Detengámonos a analizar qué requisitos deben cumplirse para acceder a la prestación y cuánto dura la misma.

Requisitos para cobrar la prestación

1- La autónoma deberá estar de alta o en situación asimilada y al día en el pago de sus cuotas.
2.- Las mayores de 26 años deberán haber cotizado 180 días dentro de los 7 años inmediatamente anteriores a la fecha del parto o al inicio del descanso o bien 360 días a lo largo de su vida laboral. Este periodo varía en función de la edad. A las menores de 21 años no se les exige periodo mínimo. Entre 21 y 26 años se exigen 90 días en los 7 años anteriores o 180 en toda su vida laboral.

Cuantía de la prestación

La prestación es del 100% de la base reguladora que tuviera la autónoma, tanto si se trata de nacimiento como de adopción, acogimiento o tutela. Si cotiza por la base mínima, cobraría en 2014 875,70 euros.

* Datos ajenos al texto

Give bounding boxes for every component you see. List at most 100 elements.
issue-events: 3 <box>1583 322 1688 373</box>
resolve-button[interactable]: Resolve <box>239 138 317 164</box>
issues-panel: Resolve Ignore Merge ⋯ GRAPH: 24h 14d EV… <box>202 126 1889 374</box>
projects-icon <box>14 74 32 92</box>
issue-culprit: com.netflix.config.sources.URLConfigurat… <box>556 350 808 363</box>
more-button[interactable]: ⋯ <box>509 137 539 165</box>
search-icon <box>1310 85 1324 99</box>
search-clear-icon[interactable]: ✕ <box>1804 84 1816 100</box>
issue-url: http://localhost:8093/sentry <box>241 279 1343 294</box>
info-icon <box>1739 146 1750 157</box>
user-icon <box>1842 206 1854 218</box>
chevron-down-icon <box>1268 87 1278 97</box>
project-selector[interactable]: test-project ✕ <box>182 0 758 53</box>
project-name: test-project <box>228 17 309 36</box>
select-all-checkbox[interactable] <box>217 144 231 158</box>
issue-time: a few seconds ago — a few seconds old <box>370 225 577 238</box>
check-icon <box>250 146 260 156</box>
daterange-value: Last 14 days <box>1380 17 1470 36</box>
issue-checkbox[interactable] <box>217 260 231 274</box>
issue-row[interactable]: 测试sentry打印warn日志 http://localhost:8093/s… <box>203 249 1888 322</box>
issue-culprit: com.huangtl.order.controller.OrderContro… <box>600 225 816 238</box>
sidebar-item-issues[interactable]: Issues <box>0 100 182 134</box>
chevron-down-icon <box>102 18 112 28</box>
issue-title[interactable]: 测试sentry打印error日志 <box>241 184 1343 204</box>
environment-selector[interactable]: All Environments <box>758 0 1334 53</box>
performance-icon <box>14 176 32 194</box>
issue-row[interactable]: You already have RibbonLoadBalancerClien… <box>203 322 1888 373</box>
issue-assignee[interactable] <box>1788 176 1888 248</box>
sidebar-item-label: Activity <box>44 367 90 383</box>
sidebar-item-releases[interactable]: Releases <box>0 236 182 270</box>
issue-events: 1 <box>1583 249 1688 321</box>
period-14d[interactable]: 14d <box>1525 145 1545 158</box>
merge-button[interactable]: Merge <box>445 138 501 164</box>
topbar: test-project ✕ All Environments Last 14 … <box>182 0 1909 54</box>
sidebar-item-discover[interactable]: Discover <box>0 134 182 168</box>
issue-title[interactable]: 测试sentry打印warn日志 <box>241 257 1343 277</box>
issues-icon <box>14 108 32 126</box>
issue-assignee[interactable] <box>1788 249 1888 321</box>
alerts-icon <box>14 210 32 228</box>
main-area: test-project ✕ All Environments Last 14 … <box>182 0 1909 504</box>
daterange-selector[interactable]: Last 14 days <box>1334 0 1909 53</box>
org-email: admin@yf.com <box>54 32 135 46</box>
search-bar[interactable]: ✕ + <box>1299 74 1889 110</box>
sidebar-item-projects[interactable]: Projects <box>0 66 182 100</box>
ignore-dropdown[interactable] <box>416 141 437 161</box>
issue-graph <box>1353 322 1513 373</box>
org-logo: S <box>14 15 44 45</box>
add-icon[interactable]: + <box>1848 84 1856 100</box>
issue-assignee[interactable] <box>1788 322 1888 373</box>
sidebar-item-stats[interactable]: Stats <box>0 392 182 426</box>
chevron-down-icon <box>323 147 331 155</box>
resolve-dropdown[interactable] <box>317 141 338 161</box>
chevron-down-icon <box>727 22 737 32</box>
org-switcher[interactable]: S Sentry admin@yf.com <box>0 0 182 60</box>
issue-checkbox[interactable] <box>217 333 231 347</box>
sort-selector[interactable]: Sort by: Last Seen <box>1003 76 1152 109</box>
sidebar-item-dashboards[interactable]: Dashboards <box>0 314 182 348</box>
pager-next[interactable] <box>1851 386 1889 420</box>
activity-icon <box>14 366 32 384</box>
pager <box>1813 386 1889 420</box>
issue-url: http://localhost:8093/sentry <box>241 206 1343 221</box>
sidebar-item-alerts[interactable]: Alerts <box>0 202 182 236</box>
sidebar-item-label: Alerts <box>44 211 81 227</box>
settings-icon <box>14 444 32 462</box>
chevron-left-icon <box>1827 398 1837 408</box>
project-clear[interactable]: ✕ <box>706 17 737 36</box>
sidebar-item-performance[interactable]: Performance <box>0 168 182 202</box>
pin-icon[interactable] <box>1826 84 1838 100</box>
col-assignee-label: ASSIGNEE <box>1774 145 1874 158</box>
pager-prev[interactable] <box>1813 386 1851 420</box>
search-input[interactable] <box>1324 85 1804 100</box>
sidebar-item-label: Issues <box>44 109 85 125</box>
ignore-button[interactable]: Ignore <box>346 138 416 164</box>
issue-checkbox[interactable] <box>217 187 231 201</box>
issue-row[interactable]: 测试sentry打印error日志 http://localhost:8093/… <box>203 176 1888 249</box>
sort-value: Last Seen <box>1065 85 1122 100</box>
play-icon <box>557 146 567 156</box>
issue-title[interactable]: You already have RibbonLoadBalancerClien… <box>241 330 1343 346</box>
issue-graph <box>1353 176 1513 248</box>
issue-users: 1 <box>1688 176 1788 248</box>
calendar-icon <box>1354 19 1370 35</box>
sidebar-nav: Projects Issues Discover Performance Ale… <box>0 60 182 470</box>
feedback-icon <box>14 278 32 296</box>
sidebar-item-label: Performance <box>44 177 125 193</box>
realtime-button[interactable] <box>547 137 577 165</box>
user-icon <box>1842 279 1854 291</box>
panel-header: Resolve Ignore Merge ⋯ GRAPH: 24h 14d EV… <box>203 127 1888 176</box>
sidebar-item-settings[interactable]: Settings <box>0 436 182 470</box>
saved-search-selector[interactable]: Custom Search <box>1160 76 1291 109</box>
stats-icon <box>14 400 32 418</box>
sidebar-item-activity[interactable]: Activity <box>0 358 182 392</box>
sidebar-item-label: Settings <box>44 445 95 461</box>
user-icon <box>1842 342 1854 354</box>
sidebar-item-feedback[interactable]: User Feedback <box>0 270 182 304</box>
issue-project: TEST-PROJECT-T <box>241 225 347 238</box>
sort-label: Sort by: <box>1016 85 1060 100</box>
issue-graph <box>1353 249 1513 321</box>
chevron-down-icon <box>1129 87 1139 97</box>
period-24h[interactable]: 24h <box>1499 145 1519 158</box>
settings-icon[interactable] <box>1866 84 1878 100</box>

Las autónomas que no hayan cotizado el periodo mínimo tendrán derecho a un subsidio no contributivo durante los 42 días naturales siguientes al parto, en una cuantía equivalente al 100% del IPREM vigente en cada momento, excepto cuando las bases de cotización sean inferiores a éste.

Duración de la prestación

La prestación dura 16 semanas ininterrumpidas, periodo ampliable en caso de parto múltiple, discapacidad u hospitalización del recién nacido. La baja puede pedirse antes del parto, pero al menos 6 semanas deben disfrutarse obligatoriamente después del nacimiento. El período de descanso se podrá disfrutar en régimen de jornada completa o tiempo parcial.

Si ambos progenitores trabajan, el padre podrá disfrutar de una parte del descanso, de forma simultánea o sucesiva con el de la madre, siempre a partir de las primeras 6 semanas, que son exclusivamente para la madre.

Maternidad y baja por incapacidad

La trabajadora puede causar baja por incapacidad por transtornos derivados del embarazo sin que ello suponga mermar el tiempo de baja maternal. Dolencias lumbares o musculares pueden impedir el desarrollo normal de la ocupación, dando origen a una IT con su correspondiente prestación, distinta a la de maternidad. La situación de IT también se da cuando el trabajo supone un riesgo para el embarazo. En el momento del parto, se extinguirá la situación de IT para pasar a ser baja por maternidad.

Hay que tener cuidado con este tipo de situaciones. Si tenemos dolencias antes del parto debemos asegurarnos de que nos den de baja por incapacidad y no por maternidad (siempre y cuando el médico así lo determine) para evitar que el tiempo de baja maternal se consuma por anticipado.

Si seguimos necesitando atención médica una vez extinguida la baja por maternidad pasaremos igualmente a una situación de IT, cobrando acorde a la misma.